Abstract

In topic modeling, identifiability of the topics is an essential issue. Many topic modeling approaches have been developed under the premise that each topic has a characteristic anchor word that only appears in that topic. The anchor-word assumption is fragile in practice, because words and terms have multiple uses; yet it is commonly adopted because it enables identifiability guarantees. Remedies in the literature include using three- or higher-order word co-occurence statistics to come up with tensor factorization models, but such statistics need many more samples to obtain reliable estimates, and identifiability still hinges on additional assumptions, such as consecutive words being persistently drawn from the same topic.

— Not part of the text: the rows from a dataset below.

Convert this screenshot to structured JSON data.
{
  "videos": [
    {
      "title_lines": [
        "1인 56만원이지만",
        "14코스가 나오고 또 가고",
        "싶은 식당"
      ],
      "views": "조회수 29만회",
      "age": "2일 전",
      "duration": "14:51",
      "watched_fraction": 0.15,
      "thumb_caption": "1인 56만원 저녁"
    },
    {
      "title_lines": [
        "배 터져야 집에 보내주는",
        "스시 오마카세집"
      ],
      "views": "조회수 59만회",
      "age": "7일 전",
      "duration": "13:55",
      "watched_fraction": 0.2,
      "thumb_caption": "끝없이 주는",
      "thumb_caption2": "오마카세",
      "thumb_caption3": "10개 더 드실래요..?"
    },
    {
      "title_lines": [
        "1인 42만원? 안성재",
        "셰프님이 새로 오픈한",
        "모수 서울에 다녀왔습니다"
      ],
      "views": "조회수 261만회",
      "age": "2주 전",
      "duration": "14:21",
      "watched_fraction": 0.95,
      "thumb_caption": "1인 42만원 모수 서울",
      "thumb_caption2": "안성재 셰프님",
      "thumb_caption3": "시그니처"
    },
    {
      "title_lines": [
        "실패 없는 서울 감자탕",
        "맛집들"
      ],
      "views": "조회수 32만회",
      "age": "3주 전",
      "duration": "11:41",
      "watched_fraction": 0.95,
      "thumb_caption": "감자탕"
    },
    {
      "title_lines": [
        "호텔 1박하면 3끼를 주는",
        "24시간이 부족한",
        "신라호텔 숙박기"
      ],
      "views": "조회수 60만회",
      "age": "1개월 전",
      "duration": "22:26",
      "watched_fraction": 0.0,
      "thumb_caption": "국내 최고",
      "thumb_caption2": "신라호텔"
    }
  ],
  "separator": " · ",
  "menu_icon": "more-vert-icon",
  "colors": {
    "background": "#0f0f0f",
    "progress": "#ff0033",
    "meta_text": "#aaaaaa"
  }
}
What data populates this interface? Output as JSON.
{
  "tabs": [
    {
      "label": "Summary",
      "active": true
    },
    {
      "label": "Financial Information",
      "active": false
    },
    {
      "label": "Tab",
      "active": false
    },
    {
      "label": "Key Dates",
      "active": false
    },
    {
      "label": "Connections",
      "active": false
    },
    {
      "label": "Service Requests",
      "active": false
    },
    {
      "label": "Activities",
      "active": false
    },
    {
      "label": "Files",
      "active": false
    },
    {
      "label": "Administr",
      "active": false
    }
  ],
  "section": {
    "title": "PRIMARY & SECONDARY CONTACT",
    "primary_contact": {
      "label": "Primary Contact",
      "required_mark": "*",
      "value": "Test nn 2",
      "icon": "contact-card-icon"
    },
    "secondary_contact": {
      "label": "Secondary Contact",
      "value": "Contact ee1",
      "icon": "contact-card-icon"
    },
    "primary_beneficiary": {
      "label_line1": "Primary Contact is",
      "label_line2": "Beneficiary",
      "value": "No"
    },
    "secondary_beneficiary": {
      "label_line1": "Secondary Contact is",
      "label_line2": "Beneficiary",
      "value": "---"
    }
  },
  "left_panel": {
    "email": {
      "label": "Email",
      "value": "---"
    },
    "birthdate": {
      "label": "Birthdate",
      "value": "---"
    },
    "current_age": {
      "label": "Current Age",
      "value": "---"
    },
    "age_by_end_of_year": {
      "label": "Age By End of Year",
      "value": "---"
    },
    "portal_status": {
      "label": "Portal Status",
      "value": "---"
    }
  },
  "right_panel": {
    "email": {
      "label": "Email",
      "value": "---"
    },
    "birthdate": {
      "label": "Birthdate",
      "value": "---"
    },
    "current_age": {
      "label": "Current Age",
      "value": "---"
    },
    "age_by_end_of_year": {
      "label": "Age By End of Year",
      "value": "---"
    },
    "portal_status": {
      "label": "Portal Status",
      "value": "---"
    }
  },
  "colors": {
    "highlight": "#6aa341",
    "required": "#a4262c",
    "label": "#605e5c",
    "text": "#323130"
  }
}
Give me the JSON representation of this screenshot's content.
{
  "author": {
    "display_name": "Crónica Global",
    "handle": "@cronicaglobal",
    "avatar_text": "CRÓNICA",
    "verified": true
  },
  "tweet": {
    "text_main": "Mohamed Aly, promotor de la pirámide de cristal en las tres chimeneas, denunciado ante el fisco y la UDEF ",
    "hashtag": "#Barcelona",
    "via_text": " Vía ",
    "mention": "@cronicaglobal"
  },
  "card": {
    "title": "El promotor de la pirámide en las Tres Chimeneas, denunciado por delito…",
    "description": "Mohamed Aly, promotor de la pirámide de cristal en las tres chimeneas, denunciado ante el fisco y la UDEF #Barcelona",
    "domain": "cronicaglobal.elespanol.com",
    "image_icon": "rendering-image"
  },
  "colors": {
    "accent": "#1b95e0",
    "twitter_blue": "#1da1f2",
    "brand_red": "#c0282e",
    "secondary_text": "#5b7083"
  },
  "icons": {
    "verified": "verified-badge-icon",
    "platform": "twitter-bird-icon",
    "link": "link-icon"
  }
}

In this work, we propose a new topic identification criterion using second order statistics of the words. The criterion is theoretically guaranteed to identify the underlying topics even when the anchor-word assumption is grossly violated. An algorithm based on alternating optimization, and an efficient primal-dual algorithm are proposed to handle the resulting identification problem. The former exhibits high performance and is completely parameter-free; the latter affords up to 200 times speedup relative to the former, but requires step-size tuning and a slight sacrifice in accuracy. A variety of real text copora are employed to showcase the effectiveness of the approach, where the proposed anchor-free method demonstrates substantial improvements compared to a number of anchor-word based approaches under various evaluation metrics.